Representantes dos municípios paulistas contemplados na iniciativa estadual para implantação de usinas solares em prédios públicos participaram, na última semana, da primeira reunião técnica para definir os próximos passos dos projetos.
Coordenada pela Semil (Secretaria de Meio Ambiente, Infraestrutura e Logística), a iniciativa prevê investimento inicial de R$ 5 milhões do Fecop (Fundo Estadual de Prevenção e Controle da Poluição) e tem como objetivo ampliar o uso de energia renovável e reduzir os gastos das prefeituras com eletricidade.
Participaram do encontro gestores públicos dos 25 municípios mais bem colocados no Chamamento Público “SP Solar nos Municípios”, todos com pontuação igual ou superior a 80, conforme resultado homologado no DOE (Diário Oficial do Estado) em 3 de julho.
Durante a reunião, foram apresentadas orientações sobre a escolha dos locais para instalação das usinas fotovoltaicas, o levantamento do histórico de consumo de energia dos municípios, a consulta preliminar de viabilidade de conexão junto às distribuidoras e o funcionamento dos recursos disponibilizados pelo Fecop.

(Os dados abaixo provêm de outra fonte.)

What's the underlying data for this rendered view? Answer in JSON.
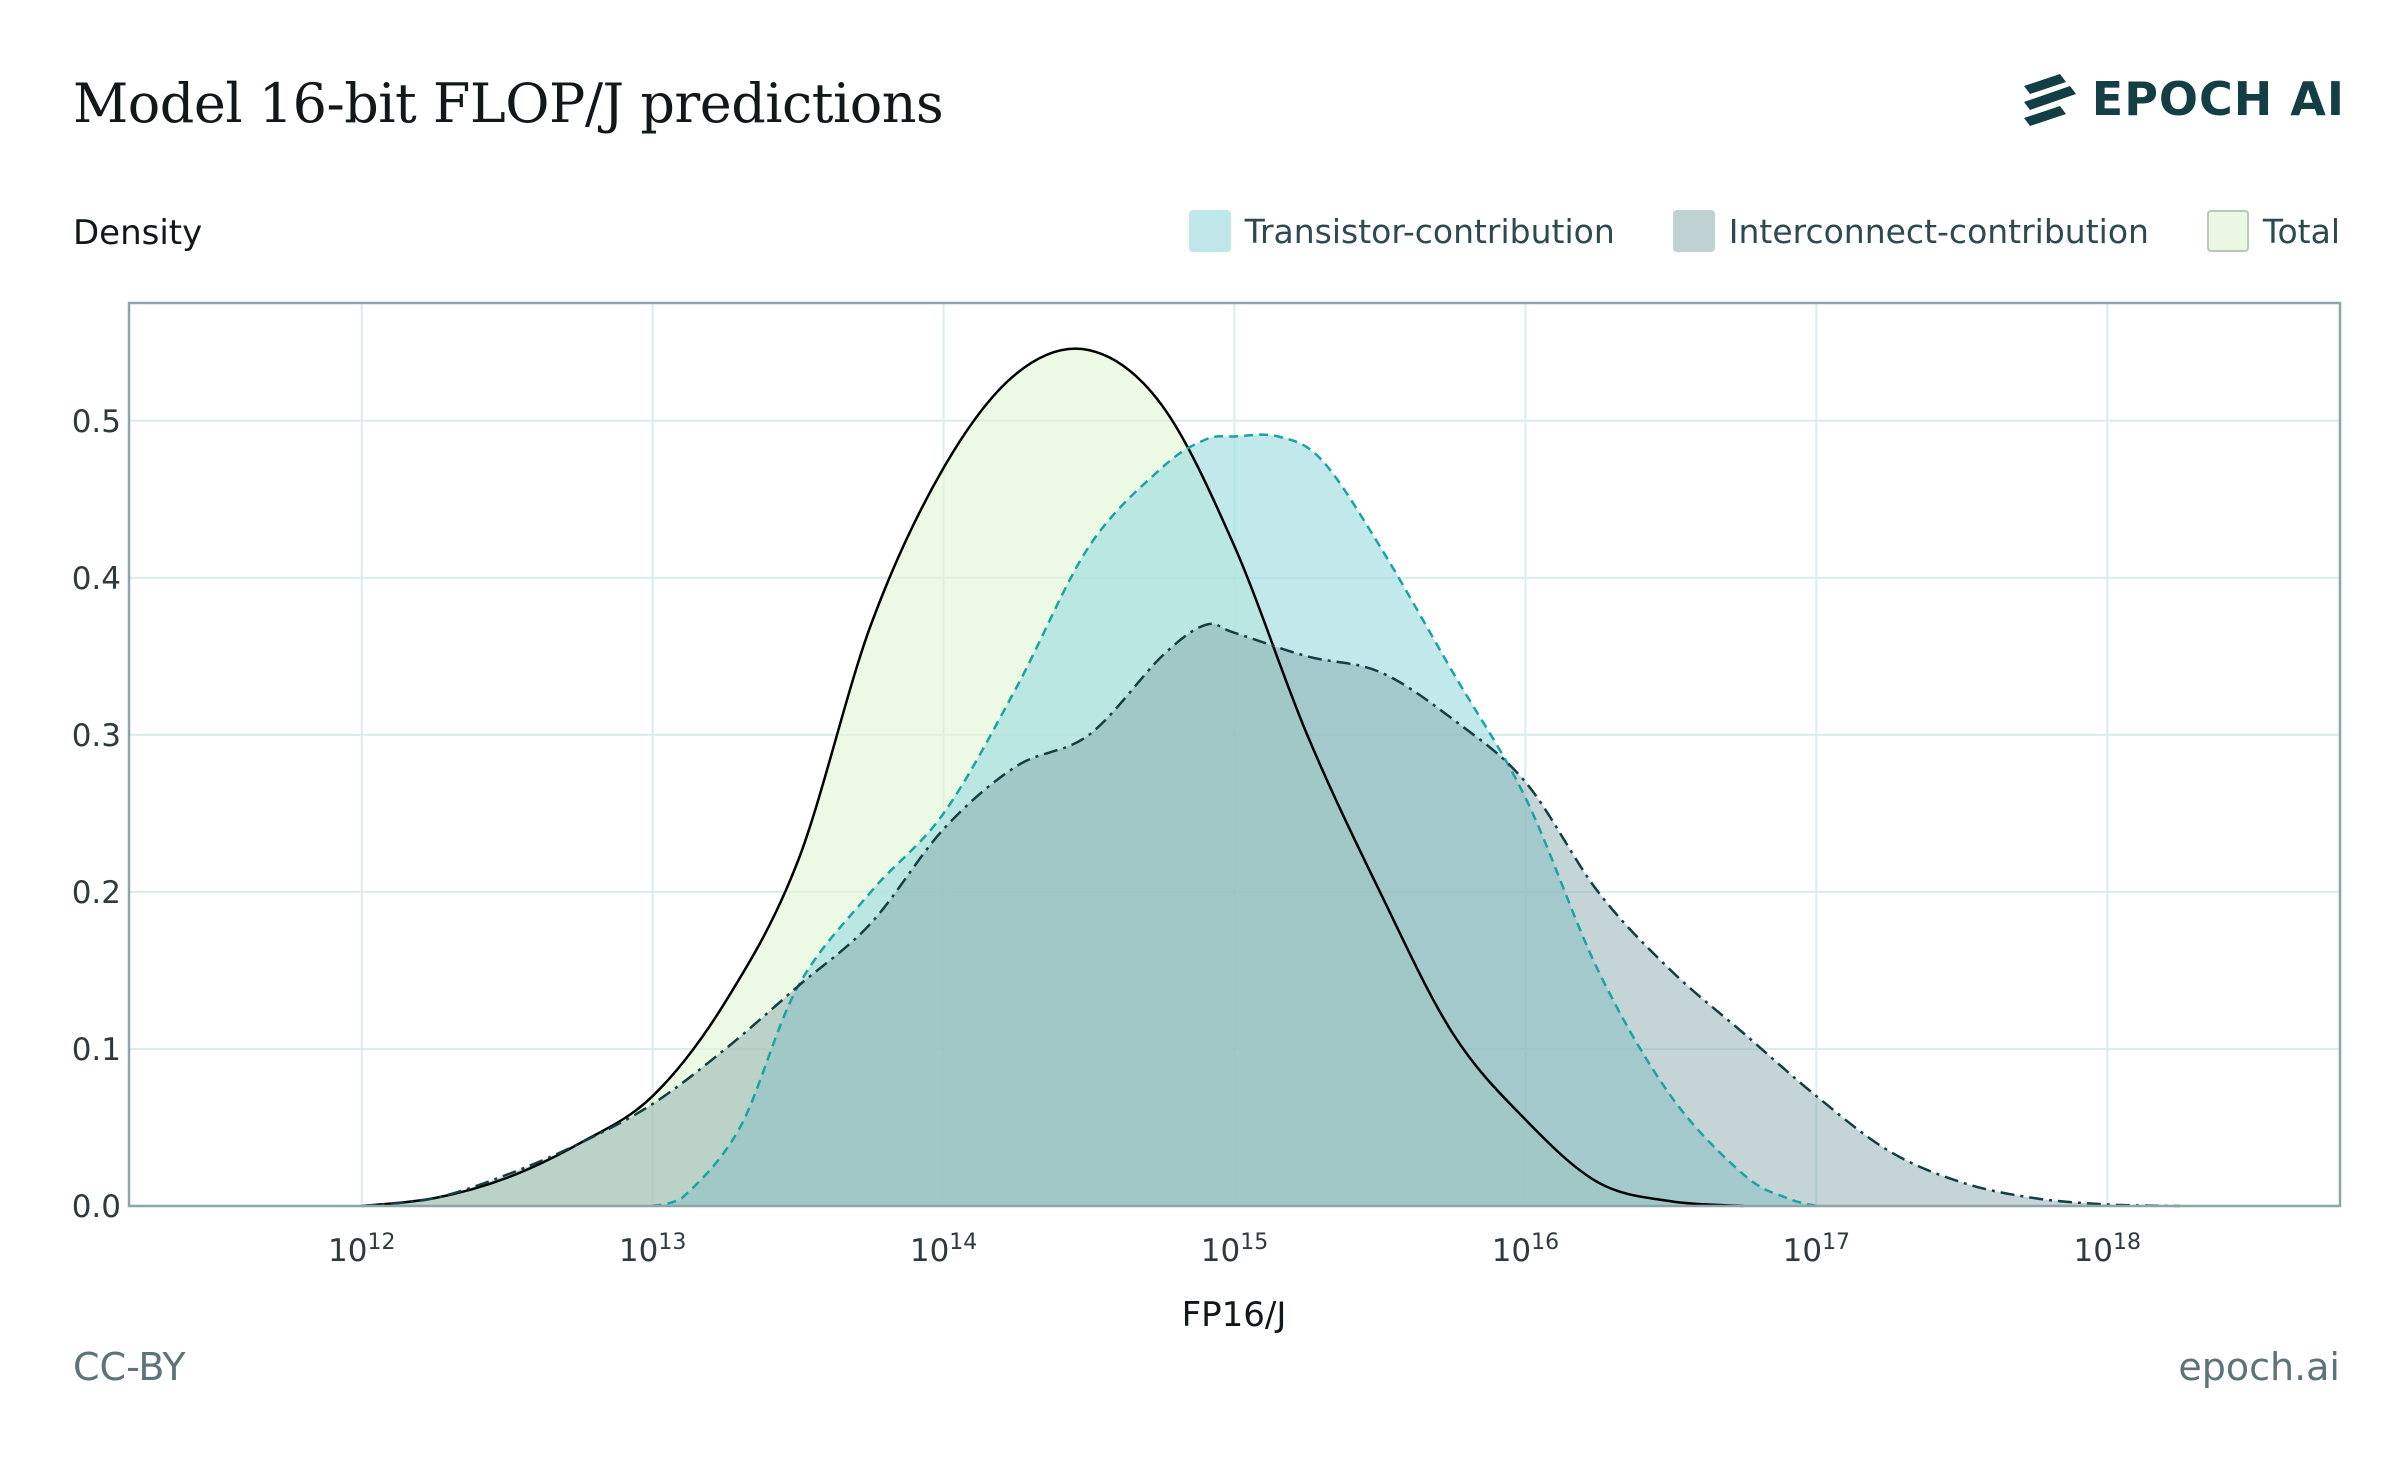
{
  "header": {
    "title": "Model 16-bit FLOP/J predictions",
    "logo_text": "EPOCH AI",
    "logo_icon": "epoch-stripes-icon"
  },
  "footer": {
    "license": "CC-BY",
    "site": "epoch.ai"
  },
  "colors": {
    "transistor_fill": "#9fdde0",
    "transistor_line": "#1aa3a3",
    "interconnect_fill": "#7ea2a6",
    "interconnect_line": "#123e44",
    "total_fill": "#dff5d2",
    "total_line": "#000000",
    "grid": "#dcecec",
    "axis": "#8fa4a8"
  },
  "chart_data": {
    "type": "area",
    "title": "Model 16-bit FLOP/J predictions",
    "xlabel": "FP16/J",
    "ylabel": "Density",
    "x_scale": "log10",
    "xlim_log10": [
      11.2,
      18.8
    ],
    "ylim": [
      0,
      0.575
    ],
    "x_ticks": [
      {
        "base": "10",
        "exp": "12",
        "log10": 12
      },
      {
        "base": "10",
        "exp": "13",
        "log10": 13
      },
      {
        "base": "10",
        "exp": "14",
        "log10": 14
      },
      {
        "base": "10",
        "exp": "15",
        "log10": 15
      },
      {
        "base": "10",
        "exp": "16",
        "log10": 16
      },
      {
        "base": "10",
        "exp": "17",
        "log10": 17
      },
      {
        "base": "10",
        "exp": "18",
        "log10": 18
      }
    ],
    "y_ticks": [
      {
        "value": 0,
        "label": "0.0"
      },
      {
        "value": 0.1,
        "label": "0.1"
      },
      {
        "value": 0.2,
        "label": "0.2"
      },
      {
        "value": 0.3,
        "label": "0.3"
      },
      {
        "value": 0.4,
        "label": "0.4"
      },
      {
        "value": 0.5,
        "label": "0.5"
      }
    ],
    "grid": true,
    "legend_position": "top-right",
    "series": [
      {
        "name": "Transistor-contribution",
        "style": "dashed",
        "x_log10": [
          13.0,
          13.1,
          13.3,
          13.5,
          13.75,
          14.0,
          14.25,
          14.5,
          14.75,
          14.9,
          15.0,
          15.15,
          15.3,
          15.5,
          15.75,
          16.0,
          16.25,
          16.5,
          16.75,
          16.9,
          17.0
        ],
        "values": [
          0.0,
          0.005,
          0.05,
          0.14,
          0.2,
          0.25,
          0.33,
          0.42,
          0.47,
          0.488,
          0.49,
          0.49,
          0.475,
          0.42,
          0.34,
          0.26,
          0.15,
          0.07,
          0.02,
          0.005,
          0.0
        ]
      },
      {
        "name": "Interconnect-contribution",
        "style": "dash-dot",
        "x_log10": [
          12.0,
          12.25,
          12.5,
          12.75,
          13.0,
          13.25,
          13.5,
          13.75,
          14.0,
          14.25,
          14.5,
          14.75,
          14.9,
          15.0,
          15.25,
          15.5,
          15.75,
          16.0,
          16.25,
          16.5,
          16.75,
          17.0,
          17.25,
          17.5,
          17.75,
          18.0,
          18.25
        ],
        "values": [
          0.0,
          0.005,
          0.02,
          0.04,
          0.065,
          0.1,
          0.14,
          0.18,
          0.24,
          0.28,
          0.3,
          0.35,
          0.37,
          0.365,
          0.35,
          0.34,
          0.31,
          0.27,
          0.2,
          0.15,
          0.11,
          0.07,
          0.035,
          0.015,
          0.005,
          0.001,
          0.0
        ]
      },
      {
        "name": "Total",
        "style": "solid",
        "x_log10": [
          12.0,
          12.25,
          12.5,
          12.75,
          13.0,
          13.25,
          13.5,
          13.75,
          14.0,
          14.25,
          14.5,
          14.75,
          15.0,
          15.25,
          15.5,
          15.75,
          16.0,
          16.25,
          16.5,
          16.75
        ],
        "values": [
          0.0,
          0.005,
          0.018,
          0.04,
          0.07,
          0.13,
          0.22,
          0.37,
          0.47,
          0.53,
          0.545,
          0.51,
          0.42,
          0.3,
          0.2,
          0.11,
          0.055,
          0.015,
          0.003,
          0.0
        ]
      }
    ]
  }
}
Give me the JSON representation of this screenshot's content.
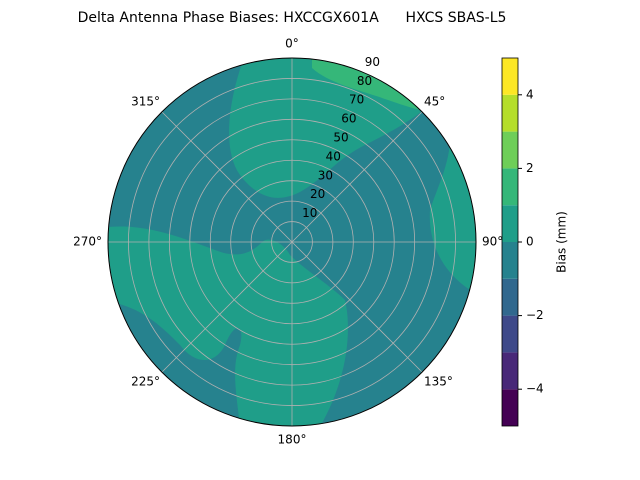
{
  "chart_data": {
    "type": "polar_contour",
    "title": "Delta Antenna Phase Biases: HXCCGX601A      HXCS SBAS-L5",
    "direction": "clockwise",
    "theta_zero": "N",
    "thetaticks": [
      {
        "value": 0,
        "label": "0°"
      },
      {
        "value": 45,
        "label": "45°"
      },
      {
        "value": 90,
        "label": "90°"
      },
      {
        "value": 135,
        "label": "135°"
      },
      {
        "value": 180,
        "label": "180°"
      },
      {
        "value": 225,
        "label": "225°"
      },
      {
        "value": 270,
        "label": "270°"
      },
      {
        "value": 315,
        "label": "315°"
      }
    ],
    "rlim": [
      0,
      90
    ],
    "rticks": [
      10,
      20,
      30,
      40,
      50,
      60,
      70,
      80,
      90
    ],
    "rlabel_angle": 22.5,
    "grid": true,
    "levels": [
      -5,
      -4,
      -3,
      -2,
      -1,
      0,
      1,
      2,
      3,
      4,
      5
    ],
    "colors": [
      "#440154",
      "#482878",
      "#3e4989",
      "#31688e",
      "#26828e",
      "#1f9e89",
      "#35b779",
      "#6ece58",
      "#b5de2b",
      "#fde725"
    ],
    "clim": [
      -5,
      5
    ],
    "cticks": [
      {
        "value": -4,
        "label": "−4"
      },
      {
        "value": -2,
        "label": "−2"
      },
      0,
      2,
      4
    ],
    "clabel": "Bias (mm)"
  }
}
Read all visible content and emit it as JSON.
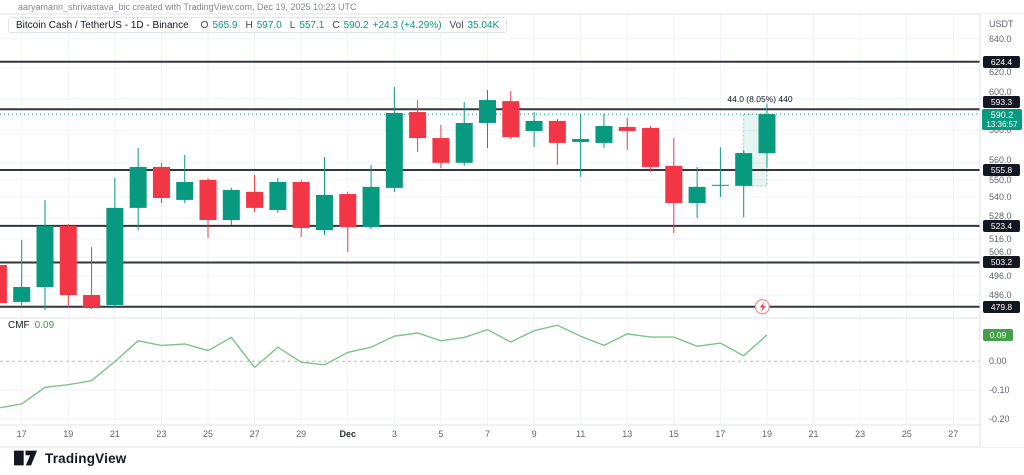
{
  "attribution": "aaryamann_shrivastava_bic created with TradingView.com, Dec 19, 2025 10:23 UTC",
  "legend": {
    "title": "Bitcoin Cash / TetherUS - 1D - Binance",
    "o_label": "O",
    "o": "565.9",
    "h_label": "H",
    "h": "597.0",
    "l_label": "L",
    "l": "557.1",
    "c_label": "C",
    "c": "590.2",
    "change": "+24.3 (+4.29%)",
    "vol_label": "Vol",
    "vol": "35.04K"
  },
  "axis": {
    "currency": "USDT",
    "last_price": "590.2",
    "countdown": "13:36:57"
  },
  "indicator": {
    "name": "CMF",
    "value": "0.09"
  },
  "footer": {
    "logo_text": "TradingView"
  },
  "colors": {
    "up": "#089981",
    "down": "#f23645",
    "hline": "#32363e",
    "label_bg": "#131722",
    "indicator_line": "#7dc487",
    "indicator_label_bg": "#43a047",
    "grid": "#f0f3fa",
    "separator": "#e0e3eb",
    "zero_line": "#b6bac3"
  },
  "chart_data": {
    "type": "candlestick",
    "title": "Bitcoin Cash / TetherUS, 1D, Binance",
    "price_scale_type": "log",
    "last_price": 590.2,
    "price_axis_ticks": [
      {
        "label": "640.0",
        "value": 640.0
      },
      {
        "label": "620.0",
        "value": 620.0
      },
      {
        "label": "600.0",
        "value": 600.0
      },
      {
        "label": "580.0",
        "value": 580.0
      },
      {
        "label": "560.0",
        "value": 560.0
      },
      {
        "label": "550.0",
        "value": 550.0
      },
      {
        "label": "540.0",
        "value": 540.0
      },
      {
        "label": "528.0",
        "value": 528.0
      },
      {
        "label": "516.0",
        "value": 516.0
      },
      {
        "label": "506.0",
        "value": 506.0
      },
      {
        "label": "496.0",
        "value": 496.0
      },
      {
        "label": "486.0",
        "value": 486.0
      }
    ],
    "hlines": [
      {
        "price": 624.4,
        "label": "624.4"
      },
      {
        "price": 593.3,
        "label": "593.3"
      },
      {
        "price": 555.8,
        "label": "555.8"
      },
      {
        "price": 523.4,
        "label": "523.4"
      },
      {
        "price": 503.2,
        "label": "503.2"
      },
      {
        "price": 479.8,
        "label": "479.8",
        "marker": "alert",
        "marker_i": 31.8
      }
    ],
    "x_axis_labels": [
      {
        "label": "17",
        "i": 0
      },
      {
        "label": "19",
        "i": 2
      },
      {
        "label": "21",
        "i": 4
      },
      {
        "label": "23",
        "i": 6
      },
      {
        "label": "25",
        "i": 8
      },
      {
        "label": "27",
        "i": 10
      },
      {
        "label": "29",
        "i": 12
      },
      {
        "label": "Dec",
        "i": 14,
        "strong": true
      },
      {
        "label": "3",
        "i": 16
      },
      {
        "label": "5",
        "i": 18
      },
      {
        "label": "7",
        "i": 20
      },
      {
        "label": "9",
        "i": 22
      },
      {
        "label": "11",
        "i": 24
      },
      {
        "label": "13",
        "i": 26
      },
      {
        "label": "15",
        "i": 28
      },
      {
        "label": "17",
        "i": 30
      },
      {
        "label": "19",
        "i": 32
      },
      {
        "label": "21",
        "i": 34
      },
      {
        "label": "23",
        "i": 36
      },
      {
        "label": "25",
        "i": 38
      },
      {
        "label": "27",
        "i": 40
      }
    ],
    "candles": [
      {
        "date": "Nov 16",
        "o": 501.8,
        "h": 502.9,
        "l": 480.1,
        "c": 481.7
      },
      {
        "date": "Nov 17",
        "o": 482.3,
        "h": 515.5,
        "l": 479.7,
        "c": 490.1
      },
      {
        "date": "Nov 18",
        "o": 490.1,
        "h": 538.2,
        "l": 478.1,
        "c": 523.3
      },
      {
        "date": "Nov 19",
        "o": 523.3,
        "h": 524.4,
        "l": 479.2,
        "c": 485.9
      },
      {
        "date": "Nov 20",
        "o": 485.9,
        "h": 511.6,
        "l": 478.6,
        "c": 479.7
      },
      {
        "date": "Nov 21",
        "o": 480.7,
        "h": 551.1,
        "l": 479.2,
        "c": 533.6
      },
      {
        "date": "Nov 22",
        "o": 533.6,
        "h": 569.1,
        "l": 521.0,
        "c": 557.6
      },
      {
        "date": "Nov 23",
        "o": 557.6,
        "h": 560.1,
        "l": 536.4,
        "c": 539.3
      },
      {
        "date": "Nov 24",
        "o": 538.2,
        "h": 564.8,
        "l": 536.4,
        "c": 548.7
      },
      {
        "date": "Nov 25",
        "o": 549.9,
        "h": 551.1,
        "l": 516.6,
        "c": 526.7
      },
      {
        "date": "Nov 26",
        "o": 526.7,
        "h": 545.2,
        "l": 523.9,
        "c": 544.0
      },
      {
        "date": "Nov 27",
        "o": 542.9,
        "h": 552.9,
        "l": 531.3,
        "c": 533.6
      },
      {
        "date": "Nov 28",
        "o": 532.4,
        "h": 551.1,
        "l": 530.8,
        "c": 548.7
      },
      {
        "date": "Nov 29",
        "o": 548.7,
        "h": 549.9,
        "l": 517.2,
        "c": 522.2
      },
      {
        "date": "Nov 30",
        "o": 521.0,
        "h": 563.6,
        "l": 518.3,
        "c": 541.1
      },
      {
        "date": "Dec 1",
        "o": 541.6,
        "h": 542.9,
        "l": 508.9,
        "c": 522.7
      },
      {
        "date": "Dec 2",
        "o": 522.7,
        "h": 558.9,
        "l": 521.6,
        "c": 545.8
      },
      {
        "date": "Dec 3",
        "o": 545.2,
        "h": 607.6,
        "l": 542.9,
        "c": 590.9
      },
      {
        "date": "Dec 4",
        "o": 591.5,
        "h": 599.2,
        "l": 566.6,
        "c": 575.2
      },
      {
        "date": "Dec 5",
        "o": 575.2,
        "h": 583.3,
        "l": 557.0,
        "c": 560.1
      },
      {
        "date": "Dec 6",
        "o": 560.1,
        "h": 597.9,
        "l": 558.3,
        "c": 584.6
      },
      {
        "date": "Dec 7",
        "o": 584.6,
        "h": 605.7,
        "l": 569.1,
        "c": 599.2
      },
      {
        "date": "Dec 8",
        "o": 598.5,
        "h": 605.0,
        "l": 574.6,
        "c": 575.8
      },
      {
        "date": "Dec 9",
        "o": 579.6,
        "h": 591.5,
        "l": 569.7,
        "c": 585.9
      },
      {
        "date": "Dec 10",
        "o": 585.9,
        "h": 587.2,
        "l": 558.9,
        "c": 572.2
      },
      {
        "date": "Dec 11",
        "o": 572.8,
        "h": 590.4,
        "l": 551.7,
        "c": 574.6
      },
      {
        "date": "Dec 12",
        "o": 572.2,
        "h": 590.4,
        "l": 569.1,
        "c": 582.7
      },
      {
        "date": "Dec 13",
        "o": 582.1,
        "h": 587.7,
        "l": 567.9,
        "c": 579.6
      },
      {
        "date": "Dec 14",
        "o": 581.5,
        "h": 582.7,
        "l": 554.7,
        "c": 557.6
      },
      {
        "date": "Dec 15",
        "o": 558.3,
        "h": 575.2,
        "l": 519.4,
        "c": 536.4
      },
      {
        "date": "Dec 16",
        "o": 536.4,
        "h": 557.6,
        "l": 527.8,
        "c": 545.8
      },
      {
        "date": "Dec 17",
        "o": 546.4,
        "h": 569.5,
        "l": 539.9,
        "c": 547.0
      },
      {
        "date": "Dec 18",
        "o": 546.4,
        "h": 567.9,
        "l": 528.3,
        "c": 566.0
      },
      {
        "date": "Dec 19",
        "o": 565.9,
        "h": 597.0,
        "l": 557.1,
        "c": 590.2
      }
    ],
    "measure": {
      "label": "44.0 (8.05%) 440",
      "from": "Dec 18",
      "to": "Dec 19",
      "price_low": 546.3,
      "price_high": 590.3
    },
    "indicator": {
      "name": "CMF",
      "type": "line",
      "last": 0.092,
      "ticks": [
        {
          "label": "0.00",
          "value": 0.0
        },
        {
          "label": "-0.10",
          "value": -0.1
        },
        {
          "label": "-0.20",
          "value": -0.2
        }
      ],
      "values": [
        -0.162,
        -0.148,
        -0.09,
        -0.081,
        -0.067,
        -0.001,
        0.071,
        0.055,
        0.06,
        0.037,
        0.083,
        -0.021,
        0.049,
        -0.003,
        -0.012,
        0.031,
        0.049,
        0.087,
        0.098,
        0.071,
        0.083,
        0.11,
        0.067,
        0.106,
        0.125,
        0.087,
        0.055,
        0.095,
        0.084,
        0.084,
        0.052,
        0.063,
        0.019,
        0.092
      ]
    }
  }
}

Nesta primeira etapa, as prefeituras também receberam orientações sobre a documentação necessária para a elaboração dos projetos. Cada município poderá receber recursos para instalar uma usina com potência de até 75 kWp, capacidade que, segundo o governo estadual, seria suficiente para atender ao consumo equivalente de aproximadamente 50 residências.
A Semil oferecerá apoio técnico e financeiro aos municípios contemplados até a implantação dos projetos. O número de cidades convocadas nesta primeira fase foi definido de acordo com a disponibilidade orçamentária inicial da iniciativa.
Entre os 25 primeiros colocados, 20 possuem menos de 10 mil habitantes. Além disso, 92% desse grupo alcançaram elevada pontuação no critério relacionado ao PIB (Produto Interno Bruto) per capita.
Como integradores poderão participar do programa?
A participação das empresas de energia solar não ocorre nesta etapa do programa, que é restrita aos prefeitos ou a representantes legais das administrações municipais.
As prefeituras, com apoio técnico e administrativo do governo estadual, serão responsáveis por contratar as empresas que irão elaborar os projetos, fornecer os equipamentos, instalar e homologar as usinas, por meio de processos de licitação pública.